Apesar de ser conhecida como a Capital do Petróleo, Macaé é reduto de diversas espécies da fauna brasileira. Inclusive, algumas delas, entre mamíferos, insetos e répteis, fazem parte da lista de ameaçadas de extinção.

“Além da importância estratégica no cenário nacional, devido a sua relação com a exploração de petróleo, a região também possui uma importância fundamental em se tratando de meio ambiente. Dentre suas riquezas ambientais, o município destaca-se no cenário nacional na conservação de diversos ecossistemas e espécies ameaçadas de extinção. Macaé localiza-se no bioma Mata Atlântica, uma das mais ricas em biodiversidade de todo o país. Neste cenário destacam-se áreas de rica biodiversidade e grande valor ecológico como o Parque Nacional da Restinga de Jurubatiba, o Parque municipal natural do Atalaia, a Reserva Biológica União, dentre outros”, explica o analista ambiental do Parque Jurubatiba, Marcos Cezar.

De acordo com o ICMBio, a lista de espécies ameaçadas é dividida em três categorias: Criticamente em Perigo (CR), Em Perigo (EN) e Vulnerável (VU).

Macaé abriga as seguintes espécies: Mico-leão-dourado (EN), Borboleta-da-praia (EN), Lagarto-da-cauda-verde (EN), Tartaruga Cabeçuda (EN), Tartaruga Verde (VU), Tartaruga-de-pente (CR) e Toninha (CR).

“Na cidade de Macaé e região ainda encontram-se espécies silvestres ameaçadas de extinção, que já não ocorrem amplamente e correm o risco de desaparecer. Estas espécies encontram aqui um abrigo e estão protegidas”, ressalta Marcos.

O analista ambiental destaca que Macaé também tem uma importância fundamental para diversas espécies de aves migratórias, que fogem do frio no Hemisfério Norte. “Muitas delas, quando estão indo ou voltando do Sul do Brasil e Argentina, utilizam a nossa região como local de alimentação, repouso e até mesmo para reprodução”, conta.

Entre as espécies já registradas pelo ICMBio estão: maçarico-grande-da-perna-amarela (Tringa melanoleuca), baituruçu-de-axila-preta (Pluvialis squatarola), baituruçu (Pluvialis dominica), maçarico-pequeno-da-perna-amarela (Tringa flavipes), maçarico-branco (Calidris alba), maçarico-de-sobre-branco (Calidris fuscicollis), vira-pedras (Arenaria interpres), maçarico-de-peito-vermelho (Calidris canutus) e batuíra-de-bando (Charadrius semipalmatus).

“Um dos trabalhos que o ICMBio realiza na região, através do Centro Nacional de Pesquisa e Conservação de Aves Silvestres (CEMAVE) em parceria com a equipe do Parque Nacional da Restinga de Jurubatiba, é a captura de algumas aves migratórias, que são marcadas com anilhas metálicas e bandeirolas, de forma a facilitar o estudo de seus hábitos e rotas migratórias”, revela Marcos.

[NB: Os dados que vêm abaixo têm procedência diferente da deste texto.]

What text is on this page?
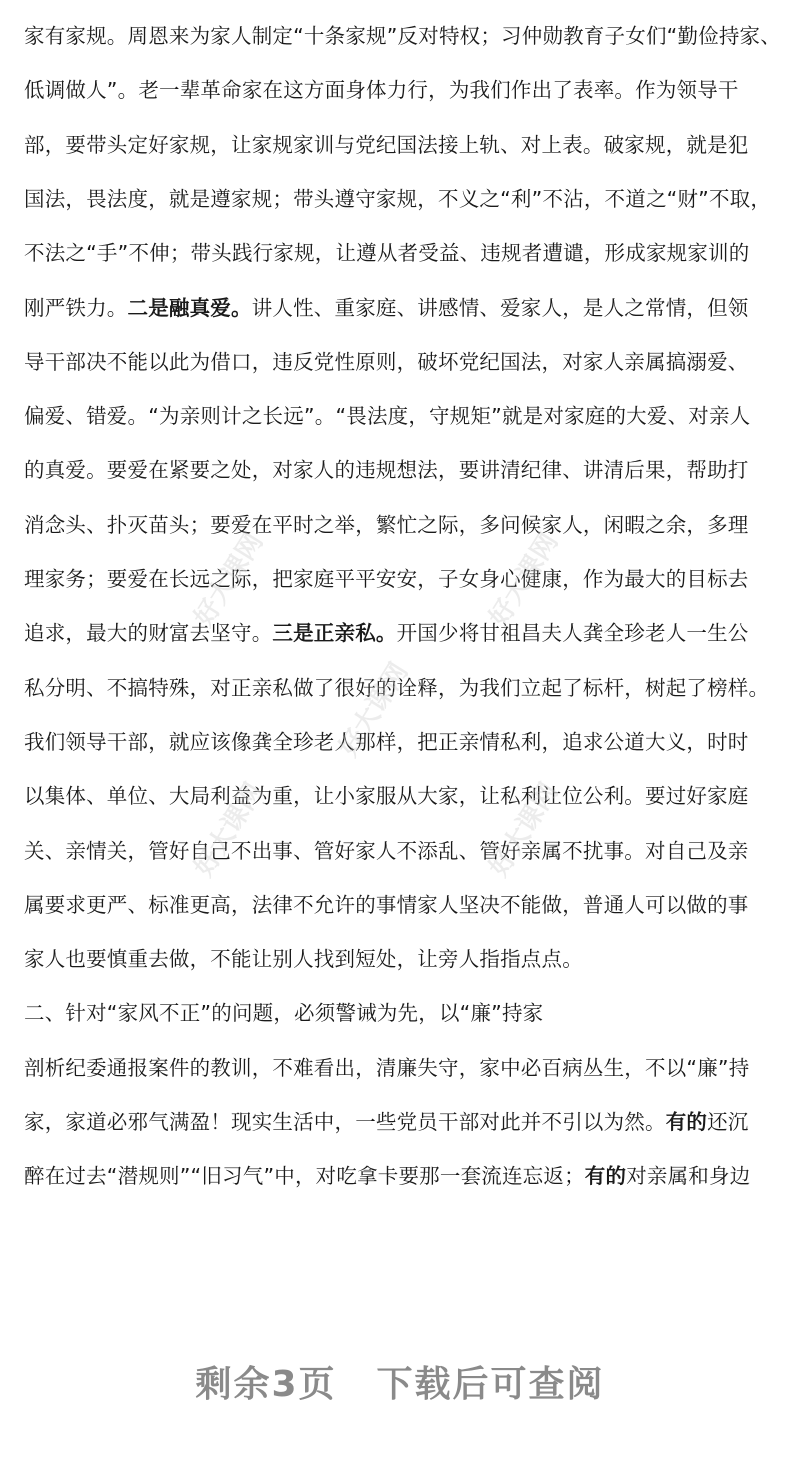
家有家规。周恩来为家人制定“十条家规”反对特权；习仲勋教育子女们“勤俭持家、
低调做人”。老一辈革命家在这方面身体力行，为我们作出了表率。作为领导干
部，要带头定好家规，让家规家训与党纪国法接上轨、对上表。破家规，就是犯
国法，畏法度，就是遵家规；带头遵守家规，不义之“利”不沾，不道之“财”不取，
不法之“手”不伸；带头践行家规，让遵从者受益、违规者遭谴，形成家规家训的
刚严铁力。二是融真爱。讲人性、重家庭、讲感情、爱家人，是人之常情，但领
导干部决不能以此为借口，违反党性原则，破坏党纪国法，对家人亲属搞溺爱、
偏爱、错爱。“为亲则计之长远”。“畏法度，守规矩”就是对家庭的大爱、对亲人
的真爱。要爱在紧要之处，对家人的违规想法，要讲清纪律、讲清后果，帮助打
消念头、扑灭苗头；要爱在平时之举，繁忙之际，多问候家人，闲暇之余，多理
理家务；要爱在长远之际，把家庭平平安安，子女身心健康，作为最大的目标去
追求，最大的财富去坚守。三是正亲私。开国少将甘祖昌夫人龚全珍老人一生公
私分明、不搞特殊，对正亲私做了很好的诠释，为我们立起了标杆，树起了榜样。
我们领导干部，就应该像龚全珍老人那样，把正亲情私利，追求公道大义，时时
以集体、单位、大局利益为重，让小家服从大家，让私利让位公利。要过好家庭
关、亲情关，管好自己不出事、管好家人不添乱、管好亲属不扰事。对自己及亲
属要求更严、标准更高，法律不允许的事情家人坚决不能做，普通人可以做的事
家人也要慎重去做，不能让别人找到短处，让旁人指指点点。
二、针对“家风不正”的问题，必须警诫为先，以“廉”持家
剖析纪委通报案件的教训，不难看出，清廉失守，家中必百病丛生，不以“廉”持
家，家道必邪气满盈！现实生活中，一些党员干部对此并不引以为然。有的还沉
醉在过去“潜规则”“旧习气”中，对吃拿卡要那一套流连忘返；有的对亲属和身边
好大课网	好大课网
好大课网
好大课网	好大课网
剩余3页 下载后可查阅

Caso alguma pessoa encontre uma dessas aves marcadas, ela pode entrar em contato com o ICMBio Jurubatiba, através do e-mail: parnajurubatiba@icmbio.gov.br.

Entenda a classificação de risco

Os animais que sofreram uma redução significativa na sua população são classificados como os “criticamente em perigo”. Essas espécies são encontradas em algumas áreas e a destruição dessas áreas coloca em risco a existência desses animais.

Já na classificação “em perigo”, os animais enfrentam um alto risco de extinção, mas ao contrário dos “criticamente em perigo”, a situação dessas espécies não é tão crítica.

A última categoria, talvez a menos alarmante, a “vulnerável”, as espécies estão em risco devido à destruição dos seus habitats e a caça predatória.

Entre os vetores de risco estão: perda e fragmentação de habitat para expansão agrícola e urbana, grandes empreendimentos e assentamentos; degradação de habitat através da poluição industrial, urbana e queimadas; captura direta e mortalidade indireta; espécies invasoras e uso não sustentável do habitat (turismo desordenado e extração vegetal).